Many of us may not realize, but having healthy teeth is often the most important factor in your overall health. Even an otherwise healthy person with no chronic ailments can begin to have health problems if his or her teeth and gums are not properly maintained and undergo regular exam by a qualified dental physician.
Before I talk about dental insurance, let me share with you some facts about your dental health.
Your dental hygiene and health are crucial. Most non-inherited or non-genetic diseases start with your oral health or lack of it. Digestive problems, intestinal problems, circulatory problems--they are all related to how healthy your mouth, gums and teeth are. And the care of your dental and periodontal health starts as a child. Here are some common tips we can and should follow daily.
- Brush your teeth at least twice a day
- If possible, use mouth rinse after every solid meal
- Use high quality toothbrush and toothpaste
- Make regular use of rotating cleaners
- Floss at least thrice a week
- Exercise your lower jaw muscles regularly
- Watch for stuck food particles--once lodged, it is hard to take out and the breach in the tooth or between the teeth should be corrected through a filling or a crown
- See your dentist as scheduled. Some dentists may want to see you more than twice a year--do not think they are racking up fees unnecessarily. Your poor dental health may required more frequent treatments like clinical flossing, deep cleaning etc.There are basically three areas of your mouth that you need to take care of:
Breath: Bad breath is a pre-cursor to some serious issues with your dental health. It may be caused by anything from tooth decay to cancer. Persistent bad breath should be checked.
Teeth-related problems: These typically consist of decay (loss of enamel), crack or chip, sensitivity and loose grip
Gum and Mouth related problems: These typically consist of erosion, infection and sores and bone disease.
So how about your dental insurance. Of course each situation is different, but in evaluating your dental insurance, here are the questions to ask for:
1. Who will be using the services of a dentist or dental specialist like a periodontal physician--is it an adult or a child in your family?
2. Is there a chronic problem?
3. Do you have a favorite dentist you would like to keep on your plan?

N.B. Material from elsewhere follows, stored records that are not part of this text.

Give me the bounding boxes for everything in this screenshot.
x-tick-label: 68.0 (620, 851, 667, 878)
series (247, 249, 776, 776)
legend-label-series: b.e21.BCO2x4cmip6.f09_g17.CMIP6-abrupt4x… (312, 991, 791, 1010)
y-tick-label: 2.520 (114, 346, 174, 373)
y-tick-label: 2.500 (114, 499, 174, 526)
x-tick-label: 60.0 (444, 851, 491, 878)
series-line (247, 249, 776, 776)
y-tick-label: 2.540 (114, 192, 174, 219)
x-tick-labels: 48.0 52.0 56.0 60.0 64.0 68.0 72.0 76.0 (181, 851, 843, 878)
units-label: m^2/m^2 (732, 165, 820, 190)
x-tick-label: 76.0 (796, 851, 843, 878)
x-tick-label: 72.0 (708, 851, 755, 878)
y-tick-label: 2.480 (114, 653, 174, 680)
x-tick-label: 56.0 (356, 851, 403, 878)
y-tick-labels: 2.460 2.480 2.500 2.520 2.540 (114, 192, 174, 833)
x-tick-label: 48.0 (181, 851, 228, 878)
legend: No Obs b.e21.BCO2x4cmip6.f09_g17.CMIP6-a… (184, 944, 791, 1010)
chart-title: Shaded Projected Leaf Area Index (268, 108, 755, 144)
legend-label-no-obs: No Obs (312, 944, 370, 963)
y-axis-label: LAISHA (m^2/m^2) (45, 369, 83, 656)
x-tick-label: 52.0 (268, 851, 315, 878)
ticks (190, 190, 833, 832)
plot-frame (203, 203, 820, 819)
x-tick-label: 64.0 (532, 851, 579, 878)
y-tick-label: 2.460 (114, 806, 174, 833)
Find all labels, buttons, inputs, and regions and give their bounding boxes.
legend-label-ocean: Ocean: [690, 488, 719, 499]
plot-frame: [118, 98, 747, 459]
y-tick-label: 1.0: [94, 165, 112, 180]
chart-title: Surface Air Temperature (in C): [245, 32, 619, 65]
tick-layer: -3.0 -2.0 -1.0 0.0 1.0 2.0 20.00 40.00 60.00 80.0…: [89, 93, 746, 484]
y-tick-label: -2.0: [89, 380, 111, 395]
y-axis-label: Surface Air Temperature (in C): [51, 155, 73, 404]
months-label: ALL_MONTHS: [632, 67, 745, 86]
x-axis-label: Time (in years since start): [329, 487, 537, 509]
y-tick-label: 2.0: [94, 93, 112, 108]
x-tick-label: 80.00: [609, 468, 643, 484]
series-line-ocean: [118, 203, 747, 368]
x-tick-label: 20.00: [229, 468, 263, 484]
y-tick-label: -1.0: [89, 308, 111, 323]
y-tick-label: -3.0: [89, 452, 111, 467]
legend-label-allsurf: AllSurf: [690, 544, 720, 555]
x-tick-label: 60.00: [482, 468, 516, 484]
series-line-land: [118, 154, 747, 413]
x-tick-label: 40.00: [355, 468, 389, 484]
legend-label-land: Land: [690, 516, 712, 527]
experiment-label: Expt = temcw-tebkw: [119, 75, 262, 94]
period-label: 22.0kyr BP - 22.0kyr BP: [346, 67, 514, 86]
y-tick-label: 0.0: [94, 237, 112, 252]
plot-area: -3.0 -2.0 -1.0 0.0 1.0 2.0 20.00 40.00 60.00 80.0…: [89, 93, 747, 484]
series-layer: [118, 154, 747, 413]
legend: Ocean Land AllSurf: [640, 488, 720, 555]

4. How much are you willing to pay out of pocket for a) maintenance and b) special conditions like an implant?
5. Are there waiting periods in the policy for certain prescribed treatments like crown, implant, deep cleaning etc.?
6. Is there a sub-limit, e.g. for x-rays etc.
Most dental insurance plans have maximums or caps. These are generally $2,000 to $4,000 annually per member, and then there may be a family cap.
One other thing. If you change your dentist, make sure you get all critical documents from the previous dentist. A very important document is the set of x-rays and dental chart. If your new dentist does not have a recent one from the previous dentist, he or she will order new x-rays and that can cut into your reimbursable amount from the insurance company. If they are recent, insist on your new dentist using those, rather than ordering new x-rays.